Mr Niinisto told reporters as he stood alongside the Turkish leader that the process of joining the alliance would “not be complete without Sweden” and he hoped to see both countries in NATO in time for the Vilnius summit.
Sweden’s talks with Turkey were put on hold for several weeks recently, after a Koran was burnt outside the Turkish embassy in Stockholm by a far-right Danish politician, who has denied links to Russian extremists.
President Erdogan said that Sweden’s prime minister, Ulf Kristersson, was a “nice person” but Ankara had asked his government to extradite some 120 figures who had yet to be sent to Turkey.
Since Russia’s invasion began in February 2022, Finland has sought to strengthen its eastern border.
Close to the border, in Lappeenranta, you can see for yourself why Finland feels so exposed. The dividing line stretches 1,340km (832 miles) from the Gulf of Finland in the south to the Arctic far north.
It is the longest border with Russia in the European Union. Wild pine forests sprawl on both sides, making it fiendishly hard to police and protect. Finland has begun building a 200km fence to beef up security.
Finland has a long and difficult history with its neighbour. It was swallowed whole by Russia in the early 19th Century, becoming independent after the Russian Revolution of 1917, only to be invaded by the Soviets in 1939.
No-one has ever taken peace for granted. Finland has a labyrinth of underground war bunkers.
As an insurance policy, Helsinki tiptoed around Russia for decades in its foreign, and even domestic policies.

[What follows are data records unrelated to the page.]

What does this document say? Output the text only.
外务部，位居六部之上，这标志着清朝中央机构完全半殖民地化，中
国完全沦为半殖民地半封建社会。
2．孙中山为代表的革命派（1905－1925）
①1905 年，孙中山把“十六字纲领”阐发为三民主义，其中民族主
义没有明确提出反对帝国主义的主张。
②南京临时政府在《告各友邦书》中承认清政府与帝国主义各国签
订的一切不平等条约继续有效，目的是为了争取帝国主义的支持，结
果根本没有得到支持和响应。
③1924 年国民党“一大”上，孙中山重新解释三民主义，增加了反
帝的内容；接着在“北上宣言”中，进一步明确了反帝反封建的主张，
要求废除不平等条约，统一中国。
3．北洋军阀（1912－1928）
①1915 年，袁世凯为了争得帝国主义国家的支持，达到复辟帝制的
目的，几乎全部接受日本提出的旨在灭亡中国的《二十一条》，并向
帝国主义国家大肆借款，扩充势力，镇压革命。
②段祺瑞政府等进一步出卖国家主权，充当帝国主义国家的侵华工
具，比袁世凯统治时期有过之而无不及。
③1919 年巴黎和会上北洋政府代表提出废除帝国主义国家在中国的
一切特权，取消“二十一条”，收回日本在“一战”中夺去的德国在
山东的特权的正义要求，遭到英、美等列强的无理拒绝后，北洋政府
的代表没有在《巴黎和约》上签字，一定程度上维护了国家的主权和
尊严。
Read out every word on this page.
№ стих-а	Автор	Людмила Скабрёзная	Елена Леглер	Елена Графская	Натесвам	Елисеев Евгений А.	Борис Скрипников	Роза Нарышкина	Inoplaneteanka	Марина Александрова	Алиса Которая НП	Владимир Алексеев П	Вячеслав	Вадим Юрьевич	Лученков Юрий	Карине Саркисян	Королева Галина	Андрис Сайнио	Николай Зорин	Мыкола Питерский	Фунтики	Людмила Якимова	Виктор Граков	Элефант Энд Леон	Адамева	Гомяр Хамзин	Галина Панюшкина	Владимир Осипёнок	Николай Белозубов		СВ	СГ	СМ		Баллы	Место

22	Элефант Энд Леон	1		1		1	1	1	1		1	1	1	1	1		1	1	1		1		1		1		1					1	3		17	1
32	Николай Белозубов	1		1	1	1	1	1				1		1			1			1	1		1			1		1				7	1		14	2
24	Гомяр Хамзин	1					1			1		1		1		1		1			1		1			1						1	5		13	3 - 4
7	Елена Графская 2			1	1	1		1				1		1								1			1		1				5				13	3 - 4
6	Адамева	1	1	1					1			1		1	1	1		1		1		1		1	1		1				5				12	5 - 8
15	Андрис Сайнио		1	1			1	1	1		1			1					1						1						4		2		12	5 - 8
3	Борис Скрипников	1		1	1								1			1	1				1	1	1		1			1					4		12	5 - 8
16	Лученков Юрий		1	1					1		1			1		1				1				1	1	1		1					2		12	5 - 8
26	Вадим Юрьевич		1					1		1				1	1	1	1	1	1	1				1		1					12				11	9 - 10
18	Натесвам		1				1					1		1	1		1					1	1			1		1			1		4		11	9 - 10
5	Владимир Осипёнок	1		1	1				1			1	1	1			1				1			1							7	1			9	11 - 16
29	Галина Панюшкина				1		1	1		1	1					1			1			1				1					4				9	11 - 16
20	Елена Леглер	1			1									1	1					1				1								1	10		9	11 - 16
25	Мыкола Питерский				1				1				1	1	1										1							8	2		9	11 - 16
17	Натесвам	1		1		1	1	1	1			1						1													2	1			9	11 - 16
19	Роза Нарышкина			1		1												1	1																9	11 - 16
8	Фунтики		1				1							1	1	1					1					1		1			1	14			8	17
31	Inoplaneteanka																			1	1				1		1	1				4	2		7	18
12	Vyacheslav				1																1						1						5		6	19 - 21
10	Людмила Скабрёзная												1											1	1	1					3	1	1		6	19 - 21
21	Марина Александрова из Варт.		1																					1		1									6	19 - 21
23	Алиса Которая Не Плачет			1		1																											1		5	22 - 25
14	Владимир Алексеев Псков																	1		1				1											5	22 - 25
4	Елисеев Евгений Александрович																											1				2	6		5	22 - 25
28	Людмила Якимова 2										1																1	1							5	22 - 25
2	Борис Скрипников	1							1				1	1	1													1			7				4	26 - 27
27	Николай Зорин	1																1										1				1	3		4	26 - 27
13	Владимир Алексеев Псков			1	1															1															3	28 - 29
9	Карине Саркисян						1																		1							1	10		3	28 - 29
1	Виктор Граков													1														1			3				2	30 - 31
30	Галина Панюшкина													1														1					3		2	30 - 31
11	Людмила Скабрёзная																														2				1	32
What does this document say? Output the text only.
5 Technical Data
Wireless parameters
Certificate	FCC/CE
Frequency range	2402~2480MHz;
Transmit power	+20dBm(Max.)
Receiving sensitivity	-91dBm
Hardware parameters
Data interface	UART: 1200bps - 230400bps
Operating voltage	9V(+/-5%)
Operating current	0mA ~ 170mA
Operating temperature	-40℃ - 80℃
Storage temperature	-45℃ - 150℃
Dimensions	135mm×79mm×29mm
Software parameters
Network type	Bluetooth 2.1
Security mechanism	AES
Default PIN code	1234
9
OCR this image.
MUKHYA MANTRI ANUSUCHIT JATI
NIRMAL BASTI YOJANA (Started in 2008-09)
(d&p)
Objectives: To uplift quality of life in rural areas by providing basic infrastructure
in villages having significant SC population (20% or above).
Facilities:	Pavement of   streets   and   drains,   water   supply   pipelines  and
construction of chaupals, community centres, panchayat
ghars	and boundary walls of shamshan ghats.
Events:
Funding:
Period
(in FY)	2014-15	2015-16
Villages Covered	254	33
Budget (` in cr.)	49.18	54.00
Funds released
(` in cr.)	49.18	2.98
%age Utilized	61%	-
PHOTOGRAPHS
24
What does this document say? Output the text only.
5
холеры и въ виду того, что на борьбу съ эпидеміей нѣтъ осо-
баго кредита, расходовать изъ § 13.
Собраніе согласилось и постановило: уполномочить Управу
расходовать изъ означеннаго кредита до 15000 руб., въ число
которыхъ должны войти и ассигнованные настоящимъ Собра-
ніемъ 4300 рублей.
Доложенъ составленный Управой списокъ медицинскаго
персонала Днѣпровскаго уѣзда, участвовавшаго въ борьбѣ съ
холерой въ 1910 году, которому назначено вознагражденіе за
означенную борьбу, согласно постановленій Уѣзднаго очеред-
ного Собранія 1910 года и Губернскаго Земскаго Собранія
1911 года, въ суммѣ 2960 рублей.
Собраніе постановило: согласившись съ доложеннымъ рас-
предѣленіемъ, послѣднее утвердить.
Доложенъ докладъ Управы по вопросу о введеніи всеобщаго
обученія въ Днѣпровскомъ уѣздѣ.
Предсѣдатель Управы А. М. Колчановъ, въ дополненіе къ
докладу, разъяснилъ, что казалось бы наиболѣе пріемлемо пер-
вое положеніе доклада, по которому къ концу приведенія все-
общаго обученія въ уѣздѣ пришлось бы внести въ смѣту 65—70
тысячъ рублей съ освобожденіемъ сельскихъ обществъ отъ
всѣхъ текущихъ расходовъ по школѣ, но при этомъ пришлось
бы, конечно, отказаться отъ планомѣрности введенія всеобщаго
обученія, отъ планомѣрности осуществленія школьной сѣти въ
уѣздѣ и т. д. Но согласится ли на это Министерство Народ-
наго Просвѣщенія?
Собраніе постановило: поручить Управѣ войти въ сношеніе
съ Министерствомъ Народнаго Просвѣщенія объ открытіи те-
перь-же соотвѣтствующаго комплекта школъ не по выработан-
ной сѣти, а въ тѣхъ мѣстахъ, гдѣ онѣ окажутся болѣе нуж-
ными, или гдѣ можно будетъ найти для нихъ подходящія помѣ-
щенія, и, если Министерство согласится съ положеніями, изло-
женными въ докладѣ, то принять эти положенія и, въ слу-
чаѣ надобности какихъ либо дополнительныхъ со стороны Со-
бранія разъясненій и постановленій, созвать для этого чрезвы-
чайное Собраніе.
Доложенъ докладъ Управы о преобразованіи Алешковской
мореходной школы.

Since 1994 both Finland and Sweden have been official NATO partners and have taken part in NATO missions since the Cold War. But Finland decided it was best to keep out of NATO, until Russia’s war in Ukraine.
Finns see themselves as pragmatic and now believe their national security is better guaranteed inside, rather than outside the alliance.
Finland’s population of 5.5 million is smaller than Sweden’s, but it has a well-funded defence with a military force of 280,000 and another 870,000 reservists.
Sweden has in recent decades spent less on defence, but has aimed to reach NATO’s target of 2% of its economic output by 2026, with conscript numbers of 24,000 in 2025 and 50,000 in 2035.
Last month, Sweden’s military intelligence and security service (Must) said the security threat was the most serious since the start of the 1980s and there was a tangible military threat from Russia.
The head of Must, Lina Hallin, said Russia’s military currently had limited capabilities towards Sweden’s immediate area but it would be able to learn lessons from the Ukraine war and strengthen its military presence.